Fast forward to present day, well future I suppose—this summer will be 6 years that we have been in Kentucky. It has been an amazing 6 years to say the least. I honestly think it has been the best 6 years of my life. It was the best decision we could have ever made, even though we didn't realize it at the time. There's just something about starting a new life together on our own.
It’s never easy moving away from family and friends, but our transition was awesome, even with not really knowing anyone. Thankfully Nick isn't introverted like me and welcomes friendship much easier. We were accepted with arms wide open, from everyone in Kentucky. If you know me, I'm picky about my tribe. Very picky. But we have formed incredible friendships. Friends that have become family to us. Friends that I don't know what I'd do without. These relationships helped nurture us during the shock process of being replanted in a new place. I cannot ask for better people to be a part of our lives! I'm beyond grateful for the continued love and support of our dearest friends.
Kentucky has become home to us. We absolutely love it here in Lexington. We love the life we have here. We built our first home a couple years ago. We added a pup to our clan, had the unfortunate loss of another and God willing we'll hopefully add a kiddo at some point. But all of these life experiences have brought us closer together. We love our Kentucky home!

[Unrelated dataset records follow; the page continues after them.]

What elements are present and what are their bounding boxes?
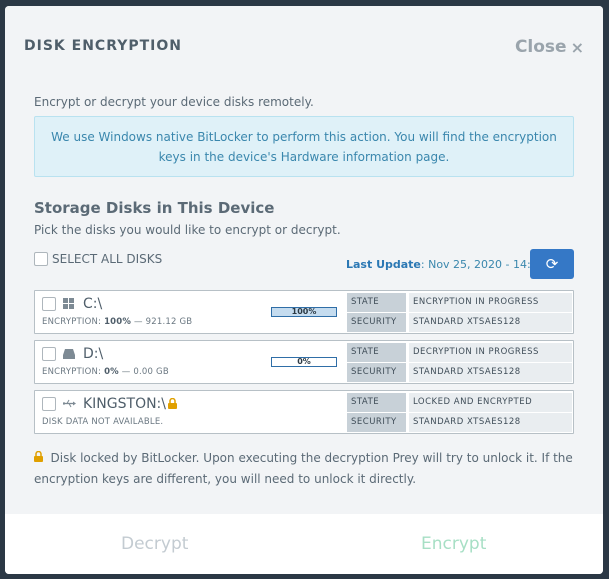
state-value: ENCRYPTION IN PROGRESS [409, 293, 572, 312]
disk-checkbox[interactable] [42, 297, 56, 311]
close-label: Close [514, 37, 567, 57]
refresh-icon: ⟳ [545, 255, 559, 273]
detail-suffix: — 921.12 GB [131, 317, 193, 327]
close-icon: × [570, 37, 584, 57]
section-subtitle: Pick the disks you would like to encrypt… [34, 223, 341, 237]
info-line-1: We use Windows native BitLocker to perfo… [51, 130, 557, 144]
detail-prefix: ENCRYPTION: [42, 317, 105, 327]
disk-row-d: D:\ ENCRYPTION: 0% — 0.00 GB 0% STATE DE… [34, 340, 574, 384]
disk-detail: ENCRYPTION: 0% — 0.00 GB [42, 367, 169, 377]
disk-name: D:\ [83, 346, 104, 362]
state-key: STATE [347, 393, 406, 412]
section-title: Storage Disks in This Device [34, 199, 275, 217]
state-key: STATE [347, 343, 406, 362]
disk-detail: DISK DATA NOT AVAILABLE. [42, 417, 164, 427]
disk-info-table: STATE DECRYPTION IN PROGRESS SECURITY ST… [347, 343, 572, 383]
info-alert: We use Windows native BitLocker to perfo… [34, 116, 574, 177]
state-row: STATE LOCKED AND ENCRYPTED [347, 393, 572, 412]
disk-info-table: STATE ENCRYPTION IN PROGRESS SECURITY ST… [347, 293, 572, 333]
select-all-checkbox[interactable]: SELECT ALL DISKS [34, 252, 162, 266]
progress-bar: 0% [271, 357, 337, 367]
disk-encryption-modal: DISK ENCRYPTION Close × Encrypt or decry… [5, 6, 603, 574]
disk-info-table: STATE LOCKED AND ENCRYPTED SECURITY STAN… [347, 393, 572, 433]
detail-value: 100% [104, 317, 132, 327]
security-key: SECURITY [347, 363, 406, 382]
progress-label: 0% [297, 357, 311, 366]
locked-disk-note: Disk locked by BitLocker. Upon executing… [34, 448, 574, 489]
last-update: Last Update: Nov 25, 2020 - 14:59 [346, 258, 545, 271]
lock-icon [168, 397, 177, 412]
last-update-label: Last Update [346, 258, 421, 271]
security-value: STANDARD XTSAES128 [409, 413, 572, 432]
progress-label: 100% [291, 307, 317, 316]
encrypt-button[interactable]: Encrypt [421, 534, 486, 554]
modal-title: DISK ENCRYPTION [24, 38, 182, 54]
detail-value: 0% [104, 367, 119, 377]
security-value: STANDARD XTSAES128 [409, 363, 572, 382]
disk-row-c: C:\ ENCRYPTION: 100% — 921.12 GB 100% ST… [34, 290, 574, 334]
drive-icon [63, 348, 75, 362]
checkbox[interactable] [34, 252, 48, 266]
state-value: DECRYPTION IN PROGRESS [409, 343, 572, 362]
state-value: LOCKED AND ENCRYPTED [409, 393, 572, 412]
close-button[interactable]: Close × [515, 37, 584, 57]
disk-detail: ENCRYPTION: 100% — 921.12 GB [42, 317, 192, 327]
usb-icon [62, 398, 76, 411]
disk-name: C:\ [83, 296, 103, 312]
security-key: SECURITY [347, 413, 406, 432]
select-all-label: SELECT ALL DISKS [52, 252, 163, 266]
refresh-button[interactable]: ⟳ [530, 249, 574, 279]
lock-icon [34, 450, 47, 465]
detail-prefix: ENCRYPTION: [42, 367, 105, 377]
disk-checkbox[interactable] [42, 397, 56, 411]
security-row: SECURITY STANDARD XTSAES128 [347, 363, 572, 382]
modal-footer: Decrypt Encrypt [5, 514, 603, 574]
windows-icon [63, 298, 74, 312]
security-row: SECURITY STANDARD XTSAES128 [347, 313, 572, 332]
state-key: STATE [347, 293, 406, 312]
modal-header: DISK ENCRYPTION Close × [5, 6, 603, 86]
detail-suffix: — 0.00 GB [118, 367, 169, 377]
modal-body: Encrypt or decrypt your device disks rem… [5, 86, 603, 514]
info-line-2: keys in the device's Hardware informatio… [158, 150, 450, 164]
disk-checkbox[interactable] [42, 347, 56, 361]
disk-row-kingston: KINGSTON:\ DISK DATA NOT AVAILABLE. STAT… [34, 390, 574, 434]
last-update-value: : Nov 25, 2020 - 14:59 [420, 258, 545, 271]
state-row: STATE ENCRYPTION IN PROGRESS [347, 293, 572, 312]
decrypt-button[interactable]: Decrypt [121, 534, 188, 554]
security-value: STANDARD XTSAES128 [409, 313, 572, 332]
intro-text: Encrypt or decrypt your device disks rem… [34, 95, 314, 109]
security-key: SECURITY [347, 313, 406, 332]
security-row: SECURITY STANDARD XTSAES128 [347, 413, 572, 432]
note-text: Disk locked by BitLocker. Upon executing… [34, 451, 573, 486]
progress-bar: 100% [271, 307, 337, 317]
disk-name: KINGSTON:\ [83, 396, 166, 412]
state-row: STATE DECRYPTION IN PROGRESS [347, 343, 572, 362]
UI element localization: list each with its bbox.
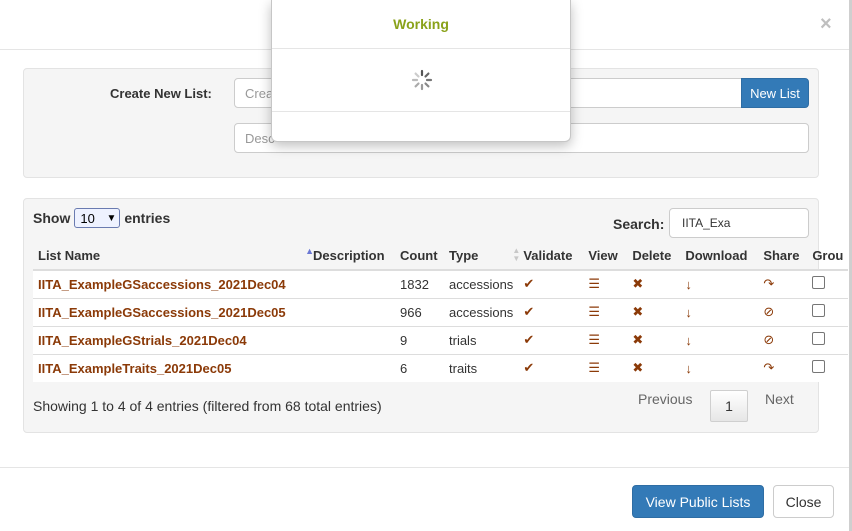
entries-value: 10 — [80, 210, 95, 226]
lists-table: List Name ▲ Description Count Type ▲ ▼ Vali… — [33, 242, 849, 382]
list-name[interactable]: IITA_ExampleGStrials_2021Dec04 — [33, 325, 308, 354]
list-type: accessions — [444, 269, 519, 298]
group-checkbox[interactable] — [812, 332, 826, 345]
delete-x-icon[interactable]: ✖ — [632, 276, 643, 291]
validate-check-icon[interactable]: ✔ — [523, 276, 534, 291]
entries-label: entries — [124, 210, 171, 226]
close-button[interactable]: Close — [773, 485, 834, 518]
group-checkbox[interactable] — [812, 304, 826, 317]
view-list-icon[interactable]: ☰ — [588, 360, 600, 375]
working-modal: Working — [271, 0, 571, 142]
list-count: 966 — [395, 297, 444, 326]
view-public-lists-button[interactable]: View Public Lists — [632, 485, 764, 518]
list-count: 9 — [395, 325, 444, 354]
next-page-button[interactable]: Next — [765, 391, 794, 407]
footer-divider — [0, 467, 849, 468]
list-description — [308, 325, 395, 354]
entries-length-control: Show 10 ▼ entries — [33, 208, 170, 228]
search-input[interactable]: IITA_Exa — [669, 208, 809, 238]
download-arrow-icon[interactable]: ↓ — [685, 305, 692, 320]
share-arrow-icon[interactable]: ↷ — [763, 360, 774, 375]
col-type[interactable]: Type ▲ ▼ — [444, 242, 520, 271]
table-row: IITA_ExampleTraits_2021Dec05 6 traits ✔ … — [33, 353, 849, 382]
col-delete: Delete — [627, 242, 681, 271]
header-label: Count — [400, 248, 438, 263]
col-count: Count — [395, 242, 444, 271]
download-arrow-icon[interactable]: ↓ — [685, 361, 692, 376]
list-count: 6 — [395, 353, 444, 382]
view-list-icon[interactable]: ☰ — [588, 276, 600, 291]
list-name[interactable]: IITA_ExampleTraits_2021Dec05 — [33, 353, 308, 382]
create-list-label: Create New List: — [110, 86, 212, 101]
table-row: IITA_ExampleGSaccessions_2021Dec04 1832 … — [33, 269, 849, 298]
header-label: List Name — [38, 248, 101, 263]
show-label: Show — [33, 210, 71, 226]
list-description — [308, 269, 395, 298]
col-download: Download — [680, 242, 759, 271]
delete-x-icon[interactable]: ✖ — [632, 304, 643, 319]
col-group: Grou — [807, 242, 849, 271]
table-row: IITA_ExampleGSaccessions_2021Dec05 966 a… — [33, 297, 849, 326]
header-label: Download — [685, 248, 748, 263]
ban-icon[interactable]: ⊘ — [763, 304, 774, 319]
working-divider-bottom — [272, 111, 570, 112]
delete-x-icon[interactable]: ✖ — [632, 332, 643, 347]
list-type: traits — [444, 353, 519, 382]
view-list-icon[interactable]: ☰ — [588, 332, 600, 347]
search-label: Search: — [613, 216, 665, 232]
list-count: 1832 — [395, 269, 444, 298]
list-name[interactable]: IITA_ExampleGSaccessions_2021Dec05 — [33, 297, 308, 326]
header-label: Validate — [523, 248, 573, 263]
list-type: trials — [444, 325, 519, 354]
validate-check-icon[interactable]: ✔ — [523, 332, 534, 347]
page-1-button[interactable]: 1 — [710, 390, 748, 422]
header-label: Share — [763, 248, 800, 263]
table-info: Showing 1 to 4 of 4 entries (filtered fr… — [33, 398, 382, 414]
new-list-button[interactable]: New List — [741, 78, 809, 108]
validate-check-icon[interactable]: ✔ — [523, 360, 534, 375]
header-label: Type — [449, 248, 479, 263]
previous-label: Previous — [638, 391, 693, 407]
list-name[interactable]: IITA_ExampleGSaccessions_2021Dec04 — [33, 269, 308, 298]
col-share: Share — [758, 242, 808, 271]
header-label: Delete — [632, 248, 672, 263]
download-arrow-icon[interactable]: ↓ — [685, 333, 692, 348]
next-label: Next — [765, 391, 794, 407]
header-label: View — [588, 248, 618, 263]
validate-check-icon[interactable]: ✔ — [523, 304, 534, 319]
list-description — [308, 297, 395, 326]
search-value: IITA_Exa — [682, 216, 731, 230]
group-checkbox[interactable] — [812, 276, 826, 290]
col-description: Description — [308, 242, 395, 271]
header-label: Description — [313, 248, 385, 263]
close-icon[interactable]: × — [820, 14, 836, 34]
col-validate: Validate — [518, 242, 584, 271]
download-arrow-icon[interactable]: ↓ — [685, 277, 692, 292]
list-description — [308, 353, 395, 382]
working-divider-top — [272, 48, 570, 49]
entries-select[interactable]: 10 ▼ — [74, 208, 121, 228]
view-list-icon[interactable]: ☰ — [588, 304, 600, 319]
chevron-down-icon: ▼ — [106, 212, 117, 224]
table-header-row: List Name ▲ Description Count Type ▲ ▼ Vali… — [33, 242, 849, 271]
col-view: View — [583, 242, 628, 271]
header-label: Grou — [812, 248, 844, 263]
col-list-name[interactable]: List Name ▲ — [33, 242, 314, 271]
list-type: accessions — [444, 297, 519, 326]
delete-x-icon[interactable]: ✖ — [632, 360, 643, 375]
ban-icon[interactable]: ⊘ — [763, 332, 774, 347]
table-row: IITA_ExampleGStrials_2021Dec04 9 trials … — [33, 325, 849, 354]
group-checkbox[interactable] — [812, 360, 826, 374]
previous-page-button[interactable]: Previous — [638, 391, 692, 407]
share-arrow-icon[interactable]: ↷ — [763, 276, 774, 291]
loading-spinner-icon — [411, 69, 433, 91]
working-title: Working — [393, 16, 449, 32]
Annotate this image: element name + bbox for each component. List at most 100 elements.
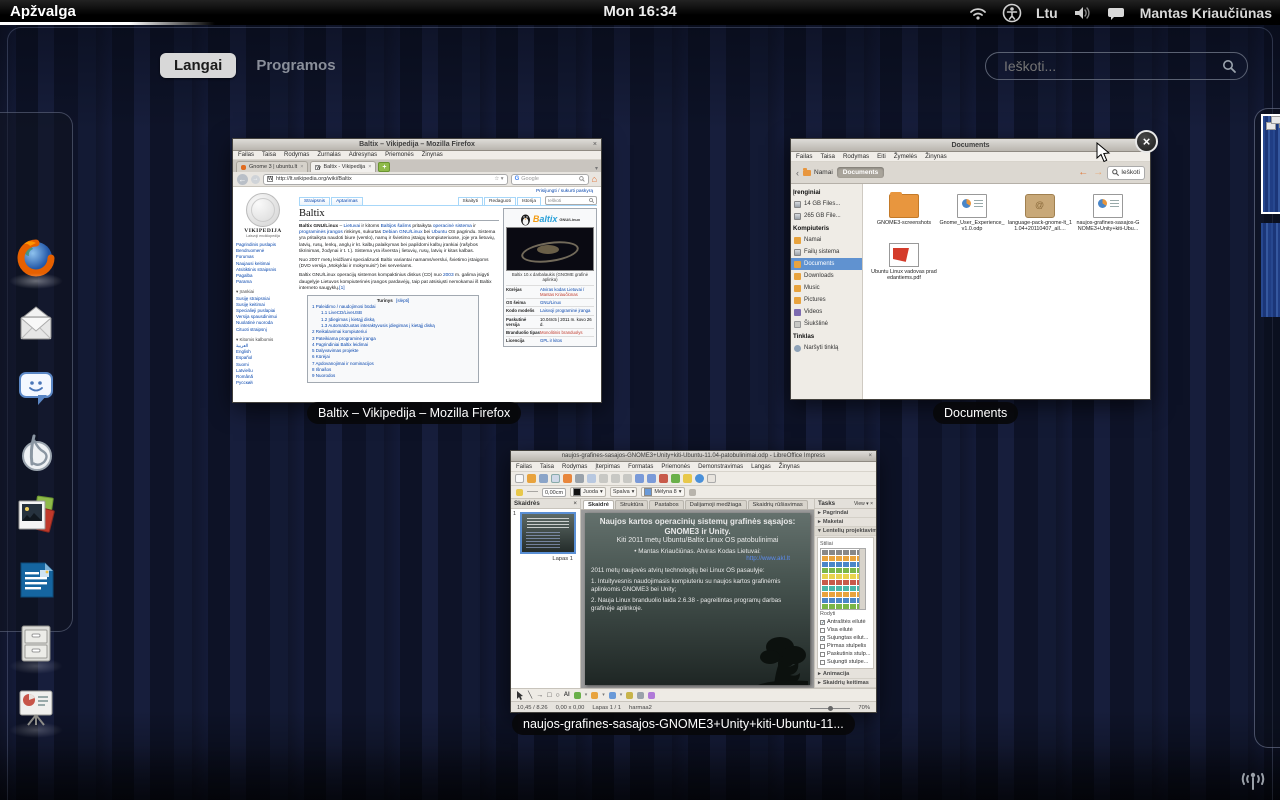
pdf-icon[interactable] [563, 474, 572, 483]
wiki-action-tab[interactable]: Redaguoti [484, 197, 516, 205]
window-close-button[interactable]: × [1135, 130, 1158, 153]
menu-item[interactable]: Priemonės [385, 152, 414, 158]
keyboard-layout-indicator[interactable]: Ltu [1036, 5, 1058, 21]
style-icon[interactable] [516, 489, 523, 496]
wiki-nav-link[interactable]: Parama [236, 279, 290, 285]
table-option-checkbox[interactable]: Visa eilutė [820, 626, 871, 634]
sidebar-place[interactable]: Tinklas [791, 330, 862, 342]
menu-item[interactable]: Failas [238, 152, 254, 158]
wiki-language-link[interactable]: Русский [236, 380, 290, 386]
dash-item-file-manager[interactable] [13, 620, 59, 666]
menu-item[interactable]: Priemonės [661, 464, 690, 470]
line-icon[interactable]: ╲ [528, 691, 532, 699]
copy-icon[interactable] [611, 474, 620, 483]
new-doc-icon[interactable] [515, 474, 524, 483]
volume-icon[interactable] [1072, 3, 1092, 23]
file-item[interactable]: GNOME3-screenshots [871, 194, 937, 233]
menu-item[interactable]: Rodymas [562, 464, 587, 470]
sidebar-place[interactable]: Naršyti tinklą [791, 342, 862, 354]
impress-menubar[interactable]: FailasTaisaRodymasĮterpimasFormatasPriem… [511, 462, 876, 472]
arrow-icon[interactable]: → [536, 692, 543, 699]
wifi-icon[interactable] [968, 3, 988, 23]
fill-mode-dropdown[interactable]: Spalva▾ [610, 487, 638, 497]
menu-item[interactable]: Žinynas [422, 152, 443, 158]
file-item[interactable]: Gnome_User_Experience_v1.0.odp [939, 194, 1005, 233]
ellipse-icon[interactable]: ○ [555, 692, 559, 699]
menu-item[interactable]: Langas [751, 464, 771, 470]
hyperlink-icon[interactable] [683, 474, 692, 483]
network-antenna-icon[interactable] [1234, 762, 1272, 796]
points-icon[interactable] [637, 692, 644, 699]
bookmark-star-icon[interactable]: ☆ ▾ [494, 176, 503, 182]
tasks-section-skaidriu-keitimas[interactable]: ▸ Skaidrių keitimas [815, 679, 876, 688]
file-item[interactable]: naujos-grafines-sasajos-GNOME3+Unity+kit… [1075, 194, 1141, 233]
wiki-action-tab[interactable]: Istorija [517, 197, 541, 205]
wiki-search-box[interactable]: Ieškoti [545, 196, 597, 205]
paste-icon[interactable] [623, 474, 632, 483]
table-option-checkbox[interactable]: Pirmas stulpelis [820, 642, 871, 650]
window-firefox[interactable]: Baltix – Vikipedija – Mozilla Firefox × … [233, 139, 601, 402]
url-bar[interactable]: W http://lt.wikipedia.org/wiki/Baltix ☆ … [263, 174, 508, 185]
view-tab[interactable]: Dalijamoji medžiaga [685, 500, 747, 509]
stars-icon[interactable] [626, 692, 633, 699]
dash-item-libreoffice-impress[interactable] [13, 684, 59, 730]
tasks-section-animacija[interactable]: ▸ Animacija [815, 670, 876, 679]
wiki-page-tab[interactable]: Straipsnis [299, 197, 330, 205]
slide-thumbnail[interactable] [520, 512, 576, 554]
menu-item[interactable]: Failas [516, 464, 532, 470]
sidebar-place[interactable]: Videos [791, 306, 862, 318]
new-tab-button[interactable]: + [378, 162, 390, 172]
tasks-section-pagrindai[interactable]: ▸ Pagrindai [815, 509, 876, 518]
menu-item[interactable]: Taisa [821, 153, 835, 160]
preview-icon[interactable] [587, 474, 596, 483]
wiki-page-tab[interactable]: Aptarimas [331, 197, 363, 205]
menu-item[interactable]: Eiti [877, 153, 886, 160]
back-button[interactable]: ← [237, 174, 248, 185]
wiki-action-tab[interactable]: Skaityti [458, 197, 483, 205]
tasks-section-maketai[interactable]: ▸ Maketai [815, 518, 876, 527]
menu-item[interactable]: Žinynas [925, 153, 947, 160]
print-icon[interactable] [575, 474, 584, 483]
view-tab[interactable]: Skaidrių rūšiavimas [748, 500, 808, 509]
view-tab[interactable]: Pastabos [649, 500, 683, 509]
sidebar-place[interactable]: Įrenginiai [791, 186, 862, 198]
zoom-icon[interactable] [695, 474, 704, 483]
impress-close-icon[interactable]: × [868, 451, 872, 462]
firefox-titlebar[interactable]: Baltix – Vikipedija – Mozilla Firefox × [233, 139, 601, 151]
shadow-icon[interactable] [689, 489, 696, 496]
wikipedia-globe-logo[interactable] [246, 193, 280, 227]
line-width-spinner[interactable]: 0,00cm [542, 488, 566, 497]
menu-item[interactable]: Žurnalas [317, 152, 340, 158]
forward-button[interactable]: → [251, 175, 260, 184]
redo-icon[interactable] [647, 474, 656, 483]
toc-entry[interactable]: 9 Nuorodos [312, 373, 474, 379]
open-icon[interactable] [527, 474, 536, 483]
table-style-list[interactable] [820, 548, 866, 610]
dash-item-empathy-chat[interactable] [13, 364, 59, 410]
rect-icon[interactable]: □ [547, 692, 551, 699]
save-icon[interactable] [539, 474, 548, 483]
sidebar-place[interactable]: Namai [791, 234, 862, 246]
workspace-thumbnail-2[interactable] [1261, 223, 1280, 317]
sidebar-place[interactable]: Downloads [791, 270, 862, 282]
zoom-slider[interactable] [810, 708, 850, 709]
slide-canvas[interactable]: Naujos kartos operacinių sistemų grafinė… [581, 510, 814, 688]
drawing-toolbar[interactable]: ╲ → □ ○ AI ▾ ▾ ▾ [511, 688, 876, 701]
block-arrows-icon[interactable] [609, 692, 616, 699]
sidebar-place[interactable]: Music [791, 282, 862, 294]
firefox-menubar[interactable]: FailasTaisaRodymasŽurnalasAdresynasPriem… [233, 151, 601, 160]
chart-icon[interactable] [659, 474, 668, 483]
line-color-dropdown[interactable]: Juoda▾ [570, 487, 606, 497]
window-documents[interactable]: Documents × FailasTaisaRodymasEitiŽymelė… [791, 139, 1150, 399]
table-option-checkbox[interactable]: Sujungti stulpe... [820, 658, 871, 666]
text-icon[interactable]: AI [564, 692, 570, 698]
help-icon[interactable] [707, 474, 716, 483]
symbol-shapes-icon[interactable] [591, 692, 598, 699]
select-arrow-icon[interactable] [516, 691, 524, 700]
toc-hide-link[interactable]: [slėpti] [396, 298, 409, 303]
edit-toggle-icon[interactable] [551, 474, 560, 483]
file-item[interactable]: Ubuntu Linux vadovas pradedantiems.pdf [871, 243, 937, 282]
file-item[interactable]: language-pack-gnome-lt_11.04+20110407_al… [1007, 194, 1073, 233]
slide-link[interactable]: http://www.akl.lt [591, 555, 804, 562]
menu-item[interactable]: Adresynas [349, 152, 377, 158]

When someone asks me where I'm from, without any hesitation and as proud as can be, I blurt out, “Kentucky!” I'm so proud to live here and if I must admit, I'm finding that I say “y'all” quite a bit. Another thing I swore I'd never do. I even have a little southern twang developing. What has the south done to me? I'm not gonna lie—I kind of like it. All of it. It fits me. It's where I belong. It's where we belong. I'm no southern belle, however. That's a skill I will likely never master.
Moving from the northeast has been a remarkable difference. It's much easier now, to see just how different the lifestyle is. I can tell you, we do not belong in the northeast. No offense, but that life just isn't for us. It's so relaxing down south. The people are friendly. Strangers will talk to you. We don't have the same hustle and bustle as we did up north. We don't just close our blinds when something is happening outside.
Our roots have really taken off in the soil down here. We made it through the shock period and are now thriving. It's wonderful! I have zero regrets. I'm the happiest I've ever been in my life. I enjoy the simple things in life. I didn't always do that before. I was stressed a lot. A LOT. It was a different life for sure. We are meant for every season we go through but some are definitely better than others.
Don't ever be afraid to be uprooted and replanted. It could end up being the best decision of your life. If the opportunity is there—take it. Don't look back. With the proper amount of nurturing, you'll do just fine. I promise your roots will take hold in new soil.